Rejection Rhumba." The sound is muffled, but you get the idea.
4 comments:
Hey, thanks for picking up on this and posting. I'll always remember how humiliated I felt when I opened that envelope from the lit mag. I hid it in my office, didn't tell anyone about it. Then, a few days later, still stewing about it, I realized that I hadn't done anything wrong. I'd simply submitted a short story to a magazine. Then the idea for a response began to take shape.
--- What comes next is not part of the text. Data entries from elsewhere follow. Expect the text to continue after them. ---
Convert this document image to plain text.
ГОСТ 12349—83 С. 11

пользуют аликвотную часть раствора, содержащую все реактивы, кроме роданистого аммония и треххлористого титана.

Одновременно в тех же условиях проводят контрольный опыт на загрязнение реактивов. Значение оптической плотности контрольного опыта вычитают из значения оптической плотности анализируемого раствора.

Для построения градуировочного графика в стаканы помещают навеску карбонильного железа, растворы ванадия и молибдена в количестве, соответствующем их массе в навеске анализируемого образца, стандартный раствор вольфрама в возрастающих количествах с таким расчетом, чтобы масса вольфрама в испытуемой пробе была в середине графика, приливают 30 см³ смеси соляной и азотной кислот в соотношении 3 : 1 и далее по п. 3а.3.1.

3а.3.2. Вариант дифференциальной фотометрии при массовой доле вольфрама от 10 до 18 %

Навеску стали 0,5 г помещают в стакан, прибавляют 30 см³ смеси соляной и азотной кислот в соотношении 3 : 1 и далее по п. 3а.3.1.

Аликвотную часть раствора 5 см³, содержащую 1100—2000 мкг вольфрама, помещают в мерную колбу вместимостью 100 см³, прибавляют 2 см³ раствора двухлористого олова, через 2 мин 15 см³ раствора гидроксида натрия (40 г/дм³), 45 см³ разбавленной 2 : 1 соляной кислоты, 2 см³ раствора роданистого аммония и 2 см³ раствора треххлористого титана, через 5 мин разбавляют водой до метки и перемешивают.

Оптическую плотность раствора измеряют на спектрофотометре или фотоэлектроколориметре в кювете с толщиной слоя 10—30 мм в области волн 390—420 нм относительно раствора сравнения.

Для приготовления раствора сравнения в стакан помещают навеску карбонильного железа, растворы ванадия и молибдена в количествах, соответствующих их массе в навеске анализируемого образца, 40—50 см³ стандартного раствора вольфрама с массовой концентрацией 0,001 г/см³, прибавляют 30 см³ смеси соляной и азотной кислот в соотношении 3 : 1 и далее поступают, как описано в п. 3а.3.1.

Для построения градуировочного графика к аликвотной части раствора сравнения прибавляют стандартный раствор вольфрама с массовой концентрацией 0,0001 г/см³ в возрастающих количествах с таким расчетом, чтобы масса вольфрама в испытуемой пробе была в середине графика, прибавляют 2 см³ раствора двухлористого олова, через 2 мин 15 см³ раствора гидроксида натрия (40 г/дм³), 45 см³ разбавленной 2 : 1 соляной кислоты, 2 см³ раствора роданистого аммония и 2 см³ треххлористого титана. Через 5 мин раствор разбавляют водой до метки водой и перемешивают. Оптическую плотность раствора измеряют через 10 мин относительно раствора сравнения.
Well, over here at LROD we love you.
I wonder if this post about an unfortunate incident with some readers at the Virginia Quarterly Review helps explain that sometimes readers and editors just get drunk with meanness: Oopsy VQR
Anyway, you have plenty of company.
Yes to all, and thanks again (that photo of the pumpkin is amazing). And despite it all, some of us persevere. I just had my first novel published (Grand River and Joy from University of Michigan Press), and the painful rejection experiences are way-stops along the path. I hope you won't mind a plug.
http://www.susanmesser.net/grandriver&joy.html
Susan, you are a wonderfuland classy person. What a beautiful way to come back after being knocked down. Best of luck to you and your first novel's success!